Rather, the goal was simply to reach out to a less devout crowd.
"Israeli backpackers have had very positive experiences in Chabad Houses in Peru, Brazil, Thailand and Nepal," said Zimrony. "But they often don't follow up here in Israel. I think part of the reason is because the local Chabad Houses are too conservative, too staid. A group of US guys wants to change that."
But local Chabad rabbis and activists said that the US Chabad Hassidim, backed by a US businessman, were not obeying Chabad's outreach etiquette. "Going into a pub and offering drinks gives the wrong impression," said Yoni Kahana, a Chabad activist, "as if we were adapting yiddishkeit to the needs of the bar-goers. Chabad's message has always been, 'come and join us where we are at.'"

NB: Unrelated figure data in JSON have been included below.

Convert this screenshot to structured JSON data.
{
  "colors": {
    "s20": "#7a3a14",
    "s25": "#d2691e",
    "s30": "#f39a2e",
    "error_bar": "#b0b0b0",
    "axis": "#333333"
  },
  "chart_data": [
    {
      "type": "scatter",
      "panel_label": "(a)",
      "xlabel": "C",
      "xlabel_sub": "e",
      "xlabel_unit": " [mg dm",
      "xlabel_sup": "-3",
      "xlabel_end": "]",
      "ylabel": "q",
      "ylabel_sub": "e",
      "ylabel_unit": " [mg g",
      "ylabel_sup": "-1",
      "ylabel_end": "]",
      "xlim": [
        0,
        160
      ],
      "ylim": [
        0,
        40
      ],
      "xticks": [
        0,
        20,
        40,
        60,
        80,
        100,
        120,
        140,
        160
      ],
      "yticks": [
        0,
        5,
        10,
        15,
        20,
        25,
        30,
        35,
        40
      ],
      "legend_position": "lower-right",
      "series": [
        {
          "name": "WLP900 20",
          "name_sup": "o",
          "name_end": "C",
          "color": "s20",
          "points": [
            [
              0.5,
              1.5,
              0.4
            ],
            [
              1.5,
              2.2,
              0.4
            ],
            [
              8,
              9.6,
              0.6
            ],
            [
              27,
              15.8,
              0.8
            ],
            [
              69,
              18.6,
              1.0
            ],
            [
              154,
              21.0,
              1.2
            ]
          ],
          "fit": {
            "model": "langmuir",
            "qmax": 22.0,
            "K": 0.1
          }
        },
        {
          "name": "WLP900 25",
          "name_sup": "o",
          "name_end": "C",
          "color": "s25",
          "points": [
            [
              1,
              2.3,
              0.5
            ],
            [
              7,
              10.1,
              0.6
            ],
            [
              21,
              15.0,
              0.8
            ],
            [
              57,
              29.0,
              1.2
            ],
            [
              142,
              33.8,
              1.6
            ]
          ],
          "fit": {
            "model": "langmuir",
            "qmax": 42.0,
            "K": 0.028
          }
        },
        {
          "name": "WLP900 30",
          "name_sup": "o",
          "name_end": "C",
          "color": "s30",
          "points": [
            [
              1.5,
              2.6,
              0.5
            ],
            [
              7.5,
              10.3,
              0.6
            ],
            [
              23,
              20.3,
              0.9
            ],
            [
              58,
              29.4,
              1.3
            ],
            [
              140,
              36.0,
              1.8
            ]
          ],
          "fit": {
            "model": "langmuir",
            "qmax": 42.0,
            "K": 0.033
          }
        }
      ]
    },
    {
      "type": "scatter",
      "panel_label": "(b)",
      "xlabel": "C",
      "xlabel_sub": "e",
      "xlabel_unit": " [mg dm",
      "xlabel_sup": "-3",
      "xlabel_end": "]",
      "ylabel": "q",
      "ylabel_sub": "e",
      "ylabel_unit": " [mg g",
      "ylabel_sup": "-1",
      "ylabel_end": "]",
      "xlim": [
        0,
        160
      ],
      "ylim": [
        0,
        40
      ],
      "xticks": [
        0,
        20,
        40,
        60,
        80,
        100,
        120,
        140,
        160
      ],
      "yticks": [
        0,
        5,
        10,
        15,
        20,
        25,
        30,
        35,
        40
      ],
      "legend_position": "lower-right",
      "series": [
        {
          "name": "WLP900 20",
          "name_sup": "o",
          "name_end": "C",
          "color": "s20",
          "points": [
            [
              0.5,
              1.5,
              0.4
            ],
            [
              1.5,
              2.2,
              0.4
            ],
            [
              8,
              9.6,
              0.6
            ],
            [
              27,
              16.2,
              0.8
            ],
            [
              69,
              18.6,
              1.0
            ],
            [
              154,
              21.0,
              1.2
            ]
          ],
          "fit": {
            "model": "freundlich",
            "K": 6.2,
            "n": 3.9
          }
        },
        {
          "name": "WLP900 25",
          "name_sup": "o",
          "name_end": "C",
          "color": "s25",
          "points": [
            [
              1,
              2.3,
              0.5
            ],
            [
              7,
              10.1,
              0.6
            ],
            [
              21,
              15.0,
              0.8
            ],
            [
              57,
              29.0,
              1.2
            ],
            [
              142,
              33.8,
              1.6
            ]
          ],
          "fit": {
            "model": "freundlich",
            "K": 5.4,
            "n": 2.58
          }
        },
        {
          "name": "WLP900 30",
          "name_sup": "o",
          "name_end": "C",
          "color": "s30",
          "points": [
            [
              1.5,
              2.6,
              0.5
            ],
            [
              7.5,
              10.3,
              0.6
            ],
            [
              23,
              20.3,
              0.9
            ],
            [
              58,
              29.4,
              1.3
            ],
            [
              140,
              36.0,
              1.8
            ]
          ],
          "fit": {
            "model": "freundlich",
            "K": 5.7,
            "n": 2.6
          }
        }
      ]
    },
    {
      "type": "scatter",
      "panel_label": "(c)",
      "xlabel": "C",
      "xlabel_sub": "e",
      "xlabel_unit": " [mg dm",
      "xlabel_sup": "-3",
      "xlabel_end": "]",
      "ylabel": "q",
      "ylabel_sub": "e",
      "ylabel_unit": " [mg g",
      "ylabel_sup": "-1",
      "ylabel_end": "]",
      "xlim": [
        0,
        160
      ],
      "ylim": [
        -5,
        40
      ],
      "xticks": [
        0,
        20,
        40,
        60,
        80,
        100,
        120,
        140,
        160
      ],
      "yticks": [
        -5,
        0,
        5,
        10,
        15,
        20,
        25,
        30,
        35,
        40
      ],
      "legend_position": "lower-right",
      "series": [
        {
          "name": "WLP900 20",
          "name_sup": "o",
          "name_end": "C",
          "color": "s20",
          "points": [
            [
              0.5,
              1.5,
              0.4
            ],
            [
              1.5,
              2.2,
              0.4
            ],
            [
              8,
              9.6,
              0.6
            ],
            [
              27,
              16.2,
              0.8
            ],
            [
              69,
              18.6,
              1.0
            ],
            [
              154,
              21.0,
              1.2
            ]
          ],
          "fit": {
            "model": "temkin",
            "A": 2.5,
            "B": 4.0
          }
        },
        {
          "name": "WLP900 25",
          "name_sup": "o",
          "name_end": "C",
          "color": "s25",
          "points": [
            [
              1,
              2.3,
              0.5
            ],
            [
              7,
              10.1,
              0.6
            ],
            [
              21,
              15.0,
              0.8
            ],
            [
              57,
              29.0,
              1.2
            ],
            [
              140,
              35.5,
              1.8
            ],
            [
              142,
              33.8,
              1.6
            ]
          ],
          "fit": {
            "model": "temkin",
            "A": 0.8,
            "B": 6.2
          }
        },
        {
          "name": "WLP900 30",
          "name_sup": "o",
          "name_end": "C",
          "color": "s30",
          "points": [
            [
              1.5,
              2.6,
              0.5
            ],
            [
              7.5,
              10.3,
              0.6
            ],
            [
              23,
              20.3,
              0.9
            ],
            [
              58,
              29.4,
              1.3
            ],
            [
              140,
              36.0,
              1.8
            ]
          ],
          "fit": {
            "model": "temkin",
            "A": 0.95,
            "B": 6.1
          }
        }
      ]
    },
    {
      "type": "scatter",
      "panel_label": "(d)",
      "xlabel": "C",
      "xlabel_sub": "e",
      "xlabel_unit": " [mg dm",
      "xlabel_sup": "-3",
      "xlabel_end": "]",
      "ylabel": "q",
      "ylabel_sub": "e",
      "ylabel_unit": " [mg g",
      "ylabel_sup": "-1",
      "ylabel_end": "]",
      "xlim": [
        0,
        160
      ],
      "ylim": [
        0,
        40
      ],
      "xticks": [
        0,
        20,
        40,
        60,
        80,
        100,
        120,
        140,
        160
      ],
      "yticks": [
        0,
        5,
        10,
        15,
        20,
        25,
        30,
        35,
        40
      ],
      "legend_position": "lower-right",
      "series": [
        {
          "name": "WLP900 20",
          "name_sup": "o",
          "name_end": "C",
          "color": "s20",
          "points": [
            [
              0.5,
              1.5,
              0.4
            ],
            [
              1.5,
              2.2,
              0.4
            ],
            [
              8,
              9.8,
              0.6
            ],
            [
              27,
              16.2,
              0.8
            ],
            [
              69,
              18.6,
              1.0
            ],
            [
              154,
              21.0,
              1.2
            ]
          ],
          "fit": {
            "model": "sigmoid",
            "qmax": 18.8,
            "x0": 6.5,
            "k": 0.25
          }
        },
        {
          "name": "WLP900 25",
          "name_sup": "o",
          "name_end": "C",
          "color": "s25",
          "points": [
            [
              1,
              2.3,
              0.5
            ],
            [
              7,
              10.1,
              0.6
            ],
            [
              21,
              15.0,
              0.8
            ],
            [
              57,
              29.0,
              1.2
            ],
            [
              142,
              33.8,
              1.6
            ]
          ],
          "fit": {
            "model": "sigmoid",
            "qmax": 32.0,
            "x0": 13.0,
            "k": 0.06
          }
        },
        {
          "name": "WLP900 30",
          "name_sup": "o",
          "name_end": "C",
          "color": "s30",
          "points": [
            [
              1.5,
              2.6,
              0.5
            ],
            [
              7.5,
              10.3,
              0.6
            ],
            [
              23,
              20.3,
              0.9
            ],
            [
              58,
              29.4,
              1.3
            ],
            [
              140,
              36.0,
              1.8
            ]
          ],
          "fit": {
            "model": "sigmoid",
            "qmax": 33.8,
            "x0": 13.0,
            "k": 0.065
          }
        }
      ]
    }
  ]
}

Rabbi Yigal Pizem, one of Chabad's more Messianic rabbis and a close associate of Zimrony's, who is normally at odds with Brod and other more mainstream Chabad figures, agreed that the pub campaign was not Chabad's style. Pizem, who heads a high school with 80 students in Kiryat Shmuel, said that going into pubs was wrong.
"We have to bring Jews closer without joining them in their secular behavior." But Zimrony rejected the criticism.
"The rebbe [Schneeersohn], may he live a long life, supports the campaign enthusiastically." Zimrony said that Schneersohn, 0who died of a stroke in Manhattan's Beth Israel Medical Center in June 1994, still communicated with his faithful. A Hassid with a question writes it down on a small piece of paper and places it randomly in one of the rebbe's collections of letters. If performed properly, the answer to the question is provided by Schneersohn in the letter that appears on the page where the piece of paper is placed.
Brod said that ceremonies commemorating the 13th anniversary of Schneersohn's death would be celebrated in Chabad Houses all over the world. In Israel, the main ceremony would be in Kfar Chabad.
Asked if he believed that Schneersohn was the Messiah, Brod answered, "We hope that when the Messiah comes the rebbe will come also."
But was Schneersohn the Messiah? "Some things are better off being handled by God."